B) It has A LOT of controversy revolving around it, and
C) I prefer talking about things I like rather than doing homework.
So here’s my kinda review of Netflix’s 13 Reasons Why: WATCH IT. It’s damn good. Definitely a B+ or a 4 stars out of 5. It’s basically a better quality version of an MTV show with wonderful acting (especially from the two leads), great pacing, incredible character development, and such a raw approach to two controversial topics (sexual assault and suicide) that I applaud the people behind the show for taking such risks. That being said, I need to put an asterisk besides “WATCH IT” because it is a really hard show to watch at times, especially if you know someone who has committed suicide or been sexually assaulted. However, I also don’t feel like its depictions of those two subject matters should be criticized so heavily to the point where people think KIDS ARE GONNA COMMIT SUICIDE OR FOLLOW IN HANNAH’S FOOTSTEPS.

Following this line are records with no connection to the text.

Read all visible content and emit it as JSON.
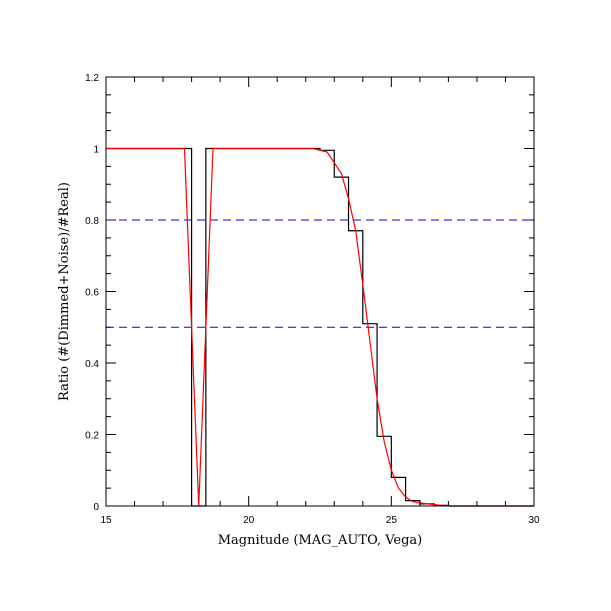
{
  "chart_data": {
    "type": "line",
    "title": "",
    "xlabel": "Magnitude (MAG_AUTO, Vega)",
    "ylabel": "Ratio (#(Dimmed+Noise)/#Real)",
    "xlim": [
      15,
      30
    ],
    "ylim": [
      0,
      1.2
    ],
    "x_ticks": [
      15,
      20,
      25,
      30
    ],
    "x_tick_labels": [
      "15",
      "20",
      "25",
      "30"
    ],
    "y_ticks": [
      0,
      0.2,
      0.4,
      0.6,
      0.8,
      1.0,
      1.2
    ],
    "y_tick_labels": [
      "0",
      "0.2",
      "0.4",
      "0.6",
      "0.8",
      "1",
      "1.2"
    ],
    "grid": false,
    "colors": {
      "histogram": "#000000",
      "fit": "#ff0000",
      "reference": "#0000ff"
    },
    "series": [
      {
        "style": "step",
        "color": "#000000",
        "points": [
          [
            15,
            1.0
          ],
          [
            18.0,
            1.0
          ],
          [
            18.0,
            0.0
          ],
          [
            18.5,
            0.0
          ],
          [
            18.5,
            1.0
          ],
          [
            22.5,
            1.0
          ],
          [
            22.5,
            0.995
          ],
          [
            23.0,
            0.995
          ],
          [
            23.0,
            0.92
          ],
          [
            23.5,
            0.92
          ],
          [
            23.5,
            0.77
          ],
          [
            24.0,
            0.77
          ],
          [
            24.0,
            0.51
          ],
          [
            24.5,
            0.51
          ],
          [
            24.5,
            0.195
          ],
          [
            25.0,
            0.195
          ],
          [
            25.0,
            0.08
          ],
          [
            25.5,
            0.08
          ],
          [
            25.5,
            0.015
          ],
          [
            26.0,
            0.015
          ],
          [
            26.0,
            0.006
          ],
          [
            26.5,
            0.006
          ],
          [
            26.5,
            0.002
          ],
          [
            27.0,
            0.002
          ],
          [
            27.0,
            0.0
          ],
          [
            30,
            0.0
          ]
        ]
      },
      {
        "style": "line",
        "color": "#ff0000",
        "points": [
          [
            15,
            1.0
          ],
          [
            17.75,
            1.0
          ],
          [
            18.25,
            0.0
          ],
          [
            18.75,
            1.0
          ],
          [
            22.25,
            1.0
          ],
          [
            22.75,
            0.99
          ],
          [
            23.25,
            0.93
          ],
          [
            23.5,
            0.86
          ],
          [
            23.75,
            0.77
          ],
          [
            24.0,
            0.62
          ],
          [
            24.25,
            0.46
          ],
          [
            24.5,
            0.3
          ],
          [
            24.75,
            0.18
          ],
          [
            25.0,
            0.1
          ],
          [
            25.25,
            0.05
          ],
          [
            25.5,
            0.025
          ],
          [
            25.75,
            0.012
          ],
          [
            26.25,
            0.006
          ],
          [
            26.75,
            0.002
          ],
          [
            27.25,
            0.0
          ],
          [
            30,
            0.0
          ]
        ]
      }
    ],
    "reference_lines": [
      {
        "y": 0.8,
        "style": "dashed",
        "color": "#0000ff"
      },
      {
        "y": 0.5,
        "style": "dashed",
        "color": "#0000ff"
      }
    ]
  }
}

While kids are far from geniuses, they’re also not idiots. The show does a great job of making you understand Hannah’s decision but NOT glamorizing it. No one in the show says that Hannah should’ve killed herself or that suicide is “the only way out.” The show makes it perfectly clear that suicide is the worst possible option to dealing with such dark emotions. I’m really glad the show is able to convey that without demonizing the main character or some of the “offenders” on the tapes.
That being said though, the show does have some problems. For a show that likes to create these three-dimensional characters you empathize with but also dislike, there are about three characters in particular that are pretty unredeemable, almost to the point of being ridiculously evil. The show also leaves storylines and characters open for a second season which, in my opinion, shouldn’t happen because it doesn’t really feel like there’s enough substance there for more than one season. Speaking of story, there are two ideas expressed throughout the show that are barely touched on: the involvement of the parents in Hannah’s life and the blurred line between Hannah’s tapes and reality. There’s a point in the series where physical evidence shows that Hannah’s account of certain events might not have been what really happened. If handled correctly, this could’ve added another element to Hannah, her tapes, and Clay’s conflicting feelings about both. Instead, it’s barely touched on by the characters, making you question why such an interesting aspect is horribly squandered.
Overall, despite those problems, it’s a great show that pulls on your heart strings every step of the way and really sticks with you afterwards. If you’re a parent who is worried about your kids watching this, let me help you out: if they’re younger than 13, tell them they can’t watch it. It is TV-MA after all. However, if your kids are older than that and interested in the series, watch it with them. It’ll be awkward at times but your kids will appreciate the support as they go on this emotional roller coaster. Hell, they might even have some insight for you! I honestly want to watch this with my family because I’d be curious to see their thoughts on the issue (to clarify: my mother is a elementary school teacher, my father is basically a shrink, and all of my siblings are in high school/13 or older).
13 Reasons Why is the type of show that needs to be praised rather than criticized. Despite its sad subject matter, it doesn’t shy away from how bad life can be for some people. It’s disappointing to see so many people bash the series because, in my opinion, the most important thing it promotes is life and how easily it can be taken for granted. Don’t take it for granted, readers. Watch 13 Reasons Why and start a conversation.